Shanti Gowans in her book Calm the Mind tells us: “This training in one pointedness of the mind is the first step in learning not to cling. The goal of meditation is to free awareness from its identification with your senses and thoughts. So freed awareness permeates everything but clings to nothing. So practice one-pointedness (TRATAKAM) and the exclusion of all other considerations, even when these considerations happen to be enticing.”
Shanti also says: “The eyes are doorways to the mind, and intimately related to it. When the eyes are fixed and unmoving, the mind also becomes the same and the thinking process automatically ceases as concentration increases and deepens.”

How does it work?

Sit with a straight spine, position the candle close to you. (If you are teaching in a class sit students in a circle around the candle leveled with their gaze.)

As the candle flame stills, so will your breath and mind. Gaze for a few minutes at the flame, at the golden glow above the wick. Rest your eyes on the golden white light, now blow out the flame, close your eyes and await the image that will appear on the inside of your eyelids. Do not worry if nothing appears, sit with the no-image, the blank screen of your mind.
We are not all visual people, but practicing this technique will improve that sense. After a while the image will fail.
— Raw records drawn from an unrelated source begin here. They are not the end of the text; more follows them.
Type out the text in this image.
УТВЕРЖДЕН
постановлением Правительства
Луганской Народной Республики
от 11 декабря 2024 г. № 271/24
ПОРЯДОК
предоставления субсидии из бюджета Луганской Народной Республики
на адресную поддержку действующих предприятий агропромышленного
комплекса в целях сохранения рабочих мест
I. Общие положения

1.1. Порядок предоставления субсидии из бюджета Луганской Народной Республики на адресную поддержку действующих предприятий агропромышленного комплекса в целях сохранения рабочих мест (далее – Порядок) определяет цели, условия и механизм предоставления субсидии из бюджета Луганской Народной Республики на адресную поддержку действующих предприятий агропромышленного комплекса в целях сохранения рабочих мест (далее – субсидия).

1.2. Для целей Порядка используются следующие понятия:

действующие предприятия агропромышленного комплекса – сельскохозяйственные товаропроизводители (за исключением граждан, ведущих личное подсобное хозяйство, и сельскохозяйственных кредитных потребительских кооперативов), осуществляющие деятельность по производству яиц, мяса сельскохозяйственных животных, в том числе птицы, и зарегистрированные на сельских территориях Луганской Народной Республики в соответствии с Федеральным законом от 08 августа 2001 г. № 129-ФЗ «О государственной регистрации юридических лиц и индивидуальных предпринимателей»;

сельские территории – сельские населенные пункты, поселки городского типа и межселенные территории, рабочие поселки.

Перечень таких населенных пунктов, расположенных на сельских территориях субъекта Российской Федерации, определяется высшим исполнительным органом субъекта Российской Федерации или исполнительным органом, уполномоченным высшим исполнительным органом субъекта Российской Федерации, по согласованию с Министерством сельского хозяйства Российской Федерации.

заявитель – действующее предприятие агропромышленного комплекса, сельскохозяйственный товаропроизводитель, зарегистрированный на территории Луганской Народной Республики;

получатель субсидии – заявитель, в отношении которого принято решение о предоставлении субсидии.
To lift this technique to another level: Take your mind back to the time when the candle was newly lit. See it again in your mind’s eye. The candle, the black wick, the brilliant golden white light surrounded by a subtle halo or aura. Picture this halo as expanding, your soft breathing is feeding the expansion so now your point of focus is the candle flame. Hold this until it fades. Slowly bring back your attention into the room.